À partir de là, nous nous sommes tournés vers le second chef de la plainte du défendeur, et avons estimé que ses affirmations selon lesquelles les interrogateurs de la police avaient utilisé la violence et les menaces contre lui devaient être acceptées, mais nous avons rejeté les allégations étouffées d'abus et de violence grave, ainsi que l'affirmation selon laquelle les interrogateurs auraient forcé le défendeur à se masturber sous leurs yeux. Par conséquent, l'appel de l'État doit être partiellement accepté.

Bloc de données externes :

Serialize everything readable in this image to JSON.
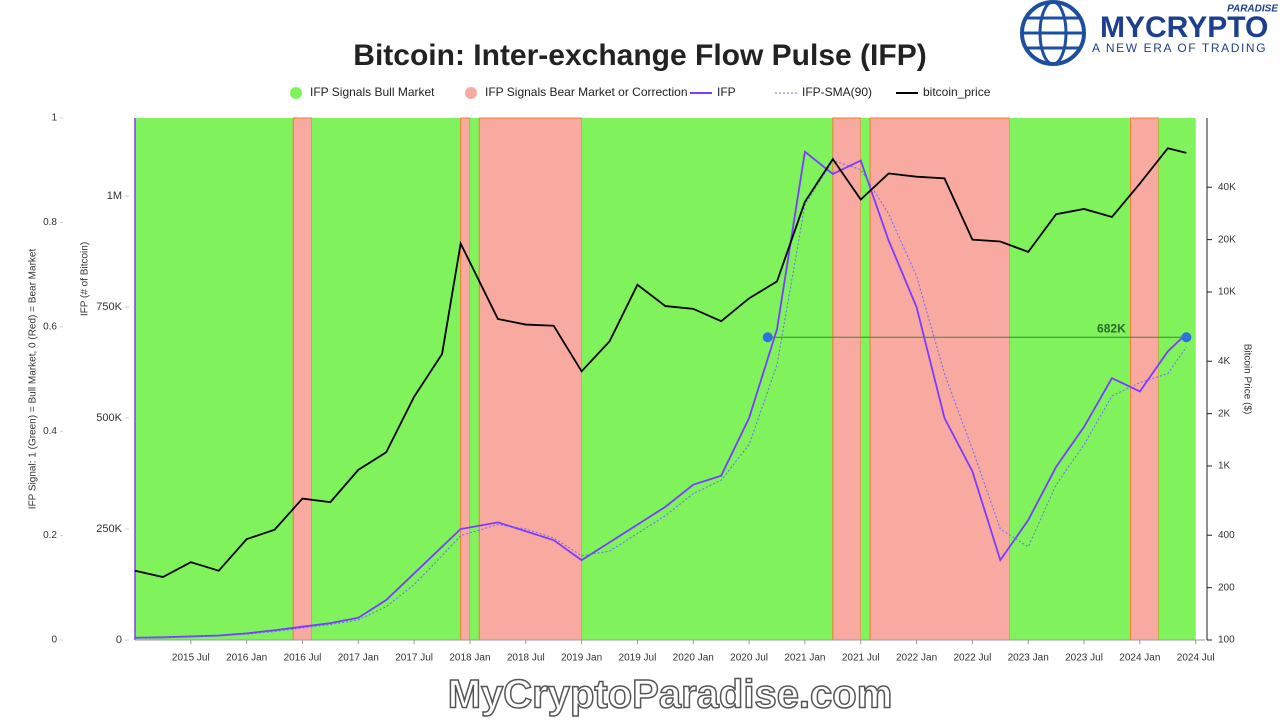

- 99. Nous aurions pu mettre fin à notre marche à ce moment-là, et nous nous concentrer sur l'étendue des dégâts. Cependant, notre travail ne serait pas complet sans référence à la conduite de la police dans cette affaire, qui a été critiquée par le tribunal de première instance. Comme nous le verrons ci-dessous, la conduite inappropriée de la police a des implications pour l'émission de l'indemnisation du défendeur et pour la distinction entre la procédure menée par l'intimé dans le cadre de la Article 80(a) au droit pénal et à sa réclamation en responsabilité civile, et j'en parlerai plus tard.
Cependant, d'abord, comme mentionné, quelques commentaires sur le comportement de la police.